J’avais au préalable souvent jeté un œil vers Roy : s’il avait enfin daigné lâcher son Motismart, il ne s’était jamais tourné dans ma direction. Plus concrètement, il m’avait ignoré toute la soirée, discutant avec Tarak, les parents et le grand-père de Nabil, ou encore Nabil lui-même.
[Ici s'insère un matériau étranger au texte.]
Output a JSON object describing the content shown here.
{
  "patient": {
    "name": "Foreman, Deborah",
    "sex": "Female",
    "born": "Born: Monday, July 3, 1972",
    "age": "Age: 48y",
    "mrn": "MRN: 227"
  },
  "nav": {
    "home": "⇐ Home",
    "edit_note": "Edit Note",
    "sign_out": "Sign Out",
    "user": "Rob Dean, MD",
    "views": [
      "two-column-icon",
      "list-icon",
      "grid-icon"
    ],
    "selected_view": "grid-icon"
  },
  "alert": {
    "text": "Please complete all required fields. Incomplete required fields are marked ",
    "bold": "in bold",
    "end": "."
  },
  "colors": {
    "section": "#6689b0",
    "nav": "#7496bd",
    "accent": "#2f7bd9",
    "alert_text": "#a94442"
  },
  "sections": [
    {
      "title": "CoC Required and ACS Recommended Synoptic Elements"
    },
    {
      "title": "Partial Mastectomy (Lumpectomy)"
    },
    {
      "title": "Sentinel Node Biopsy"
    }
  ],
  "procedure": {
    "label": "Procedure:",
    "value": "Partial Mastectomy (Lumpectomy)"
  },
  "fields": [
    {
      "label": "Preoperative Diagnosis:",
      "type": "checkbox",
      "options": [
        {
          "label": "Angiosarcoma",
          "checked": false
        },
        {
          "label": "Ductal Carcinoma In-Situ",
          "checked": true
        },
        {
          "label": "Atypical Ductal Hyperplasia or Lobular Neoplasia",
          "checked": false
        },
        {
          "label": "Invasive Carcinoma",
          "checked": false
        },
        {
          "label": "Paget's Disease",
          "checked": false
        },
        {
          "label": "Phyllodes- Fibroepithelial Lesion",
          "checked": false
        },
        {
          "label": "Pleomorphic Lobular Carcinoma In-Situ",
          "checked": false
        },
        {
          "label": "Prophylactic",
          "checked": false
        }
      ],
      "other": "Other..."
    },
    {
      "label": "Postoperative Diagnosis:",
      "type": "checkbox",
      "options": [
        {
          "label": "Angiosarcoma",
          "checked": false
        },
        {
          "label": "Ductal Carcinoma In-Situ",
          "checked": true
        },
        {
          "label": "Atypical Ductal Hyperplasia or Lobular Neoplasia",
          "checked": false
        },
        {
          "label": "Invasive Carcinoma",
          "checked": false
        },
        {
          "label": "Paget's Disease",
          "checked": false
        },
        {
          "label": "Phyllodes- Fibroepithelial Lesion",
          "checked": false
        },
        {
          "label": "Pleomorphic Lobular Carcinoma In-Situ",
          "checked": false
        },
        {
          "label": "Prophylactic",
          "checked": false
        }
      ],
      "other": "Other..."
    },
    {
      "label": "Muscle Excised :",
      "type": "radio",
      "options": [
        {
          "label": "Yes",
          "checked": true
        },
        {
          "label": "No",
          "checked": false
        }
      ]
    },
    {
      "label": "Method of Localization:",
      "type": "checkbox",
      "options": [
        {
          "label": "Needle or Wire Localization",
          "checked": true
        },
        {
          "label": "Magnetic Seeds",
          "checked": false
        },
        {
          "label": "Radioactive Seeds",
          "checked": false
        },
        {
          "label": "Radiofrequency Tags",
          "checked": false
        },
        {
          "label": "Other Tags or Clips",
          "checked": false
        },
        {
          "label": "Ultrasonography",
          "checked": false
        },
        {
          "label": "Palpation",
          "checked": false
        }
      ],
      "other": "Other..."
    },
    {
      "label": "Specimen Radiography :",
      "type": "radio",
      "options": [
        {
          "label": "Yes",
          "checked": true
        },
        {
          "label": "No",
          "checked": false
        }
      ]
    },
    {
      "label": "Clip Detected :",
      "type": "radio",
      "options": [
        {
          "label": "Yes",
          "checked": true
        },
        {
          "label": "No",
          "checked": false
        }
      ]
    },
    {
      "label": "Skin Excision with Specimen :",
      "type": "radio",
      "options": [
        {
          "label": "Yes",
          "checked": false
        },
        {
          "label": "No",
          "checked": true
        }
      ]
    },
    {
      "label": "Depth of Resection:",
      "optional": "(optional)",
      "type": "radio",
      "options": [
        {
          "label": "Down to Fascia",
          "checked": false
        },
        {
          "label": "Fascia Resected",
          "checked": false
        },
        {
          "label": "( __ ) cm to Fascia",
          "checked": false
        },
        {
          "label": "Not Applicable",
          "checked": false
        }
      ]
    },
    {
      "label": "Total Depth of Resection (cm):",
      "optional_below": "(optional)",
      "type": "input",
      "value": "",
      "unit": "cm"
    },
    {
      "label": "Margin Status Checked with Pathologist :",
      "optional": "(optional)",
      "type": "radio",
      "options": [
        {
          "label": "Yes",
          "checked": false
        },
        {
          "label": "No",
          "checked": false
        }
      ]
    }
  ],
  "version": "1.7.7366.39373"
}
Une chose m’était claire, il avait l’air de s’en battre royalement les Noadkokos de ma participation plausible au plus grand événement sportif de Galar, lui, le champion draconien, meilleur ennemi de Tarak (excusez du peu !) et accessoirement starlette du net qui passait plus de temps à lustrer son sourire que ses pokéballs.

Nabil m’avait cependant empêchée de me lamenter sur mes attentes abracadabrantes. Je l’entendais encore me dire que la région de Galar était connue pour ses nombreuses légendes provenant de temps immémoriaux, habitées par les héros et les princes les plus respectables et courageux de la région, comme par les plus grands mystères encore irrésolus de nos jours, énigmatiques créatures inconnues et trésors insoupçonnés cachés au cœur du folklore galarien.

Et je l’entendais toujours d’ailleurs.

Mais cette fois, il ne parlait pas des héros de Jadis : il tambourinait à ma porte en hurlant mon nom !

Voltia surréagit aussitôt dans plusieurs aboiements pressés vers le hall d’entrée, sa fourrure soudainement titillée par des petits jets électriques. Je bondis hors de mes pensées et fonça lui ouvrir, le cœur battant.

Il était essoufflé sur le seuil, le regard écarquillé, les muscles tendus, la peau en sueur.

- LEAVA !

Il aligna ses mots comme un mauvais joueur de dominos. Après s’être retrouvé au milieu du salon, mon voisin reprit quand même son souffle pour se retourner vers moi. J’avais entre temps posé un tas de questions dans le vide.

- Bon, tu me dis ce qu’il se passe !? Un incendie ? Une attaque nucléaire ? L’autre champion de Kickatruc a supprimé son Pokégram !?
- Pire que tout ça ! Regarde !

Il tendit son Motismart, le bras tremblant.

Je m’empressai de le lui prendre.

Et je pâlis.

Sur l’écran, la vidéo de mon combat contre Dusk tournait en boucle, filmé de tous les côtés, probablement par un autre Motismart.

En dessous, le nombre vertigineux de vues qu’elle engendrait.

Au-dessus, le nombre colossal de pages où la vidéo avait été partagée.

Un peu plus en dessous encore, le nombre effrayant de commentaires qu’elle supportait.

J’affichais les pages des réseaux sociaux, une par une sans voir un seul changement dans l’effervescence.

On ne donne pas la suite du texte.